Wenn Epidemiologen ökologische Studien durchführen, ziehen sie oft Daten aus verschiedenen Quellen heran. In unserem Beispiel des Zusammenhangs zwischen Obst- und Gemüsekonsum und Sterblichkeit stammen zwar alle Daten aus der European Health For All Database. Deren Datengrundlage sind aber amtliche Statistiken aus den einzelnen Ländern. Die Qualität der Daten ist schwer zu beurteilen. Es kann sein, dass sich die Daten in einigen Ländern nicht auf die gesamte Bevölkerung, sondern – mangels einer flächendeckenden Erfassung – nur auf bestimmte Untergruppen beziehen. Dann wären die Daten weder repräsentativ für das betreffende Land noch zwischen den Ländern vergleichbar. Das wiederum kann zu Verzerrungen führen.
Epidemiologen müssen daher neben der Möglichkeit eines ökologischen Trugschlusses – ebenso wie bei anderen Studientypen – auch die Qualität ihrer Daten bei der Interpretation ihrer Ergebnisse berücksichtigen.
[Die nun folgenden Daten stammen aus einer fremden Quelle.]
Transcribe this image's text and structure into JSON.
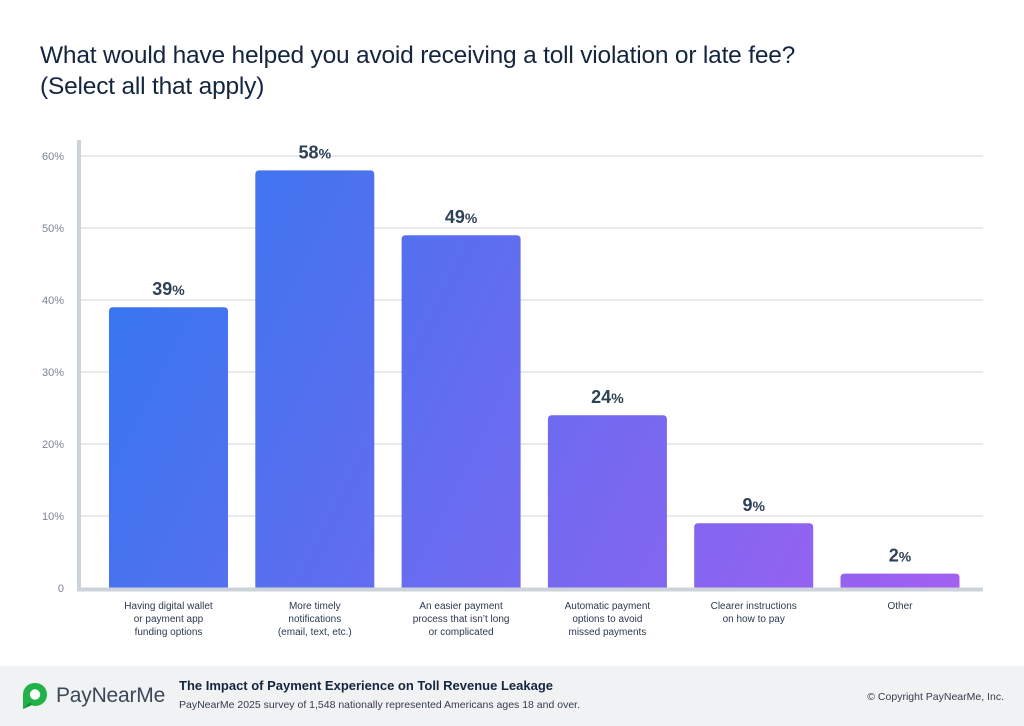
{
  "chart_data": {
    "type": "bar",
    "title": "What would have helped you avoid receiving a toll violation or late fee?",
    "subtitle": "(Select all that apply)",
    "xlabel": "",
    "ylabel": "",
    "categories": [
      [
        "Having digital wallet",
        "or payment app",
        "funding options"
      ],
      [
        "More timely",
        "notifications",
        "(email, text, etc.)"
      ],
      [
        "An easier payment",
        "process that isn’t long",
        "or complicated"
      ],
      [
        "Automatic payment",
        "options to avoid",
        "missed payments"
      ],
      [
        "Clearer instructions",
        "on how to pay"
      ],
      [
        "Other"
      ]
    ],
    "values": [
      39,
      58,
      49,
      24,
      9,
      2
    ],
    "data_labels": [
      "39",
      "58",
      "49",
      "24",
      "9",
      "2"
    ],
    "data_label_suffix": "%",
    "ylim": [
      0,
      60
    ],
    "yticks": [
      0,
      10,
      20,
      30,
      40,
      50,
      60
    ],
    "ytick_labels": [
      "0",
      "10%",
      "20%",
      "30%",
      "40%",
      "50%",
      "60%"
    ],
    "grid": true,
    "legend": "none",
    "colors": {
      "gradient_start": "#2f78ef",
      "gradient_end": "#a35ff0",
      "grid": "#e1e4e8",
      "axis": "#cdd3da",
      "data_label": "#2e4256"
    }
  },
  "footer": {
    "brand": "PayNearMe",
    "brand_color": "#1fb34a",
    "report_title": "The Impact of Payment Experience on Toll Revenue Leakage",
    "report_subtitle": "PayNearMe 2025 survey of 1,548 nationally represented Americans ages 18 and over.",
    "copyright": "© Copyright PayNearMe, Inc."
  }
}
Ökologische Studien haben bei vielen Wissenschaftlern keinen besonders guten Ruf. Ihrer Meinung nach ist dieses Studiendesign nur dazu geeignet, Hypothesen zu erzeugen. Im Jahr 2005 griff ein Leitartikel im angesehenen »International Journal of Epidemiology« diese Vorbehalte mit der provokanten Frage auf: »Führen echte Epidemiologen keine ökologischen Studien durch?«.
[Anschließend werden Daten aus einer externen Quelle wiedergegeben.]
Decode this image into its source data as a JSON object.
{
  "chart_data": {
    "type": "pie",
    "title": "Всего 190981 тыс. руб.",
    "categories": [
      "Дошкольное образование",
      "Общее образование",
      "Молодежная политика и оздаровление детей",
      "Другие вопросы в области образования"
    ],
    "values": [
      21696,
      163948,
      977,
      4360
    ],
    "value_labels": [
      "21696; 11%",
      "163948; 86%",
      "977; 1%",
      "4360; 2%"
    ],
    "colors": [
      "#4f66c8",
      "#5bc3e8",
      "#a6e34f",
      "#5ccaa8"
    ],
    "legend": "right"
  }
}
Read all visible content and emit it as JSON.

Der Autor des Leitartikels kritisiert, dass Epidemiologen im Unterricht die Fall-Kontroll- und Kohortenstudien in den Vordergrund stellen und ökologische Studien stiefmütterlich behandeln. Er weist die negative Meinung der Kritiker zurück und merkt an, dass ökologische Studien besonders geeignet sind, um die Auswirkungen gesundheitspolitischer Maßnahmen auf die Gesundheit der Bevölkerung zu untersuchen. Dieses Potenzial ökologischer Studien nutzen die Epidemiologen bislang nur unzureichend.
Wir teilen diese Meinung. Wir möchten die Frage, ob echte Epidemiologen keine ökologischen Studien durchführen, mit einem lauten »Doch, das tun sie!« beantworten. Oder wenigstens mit einem: »Sie sollten es zumindest«.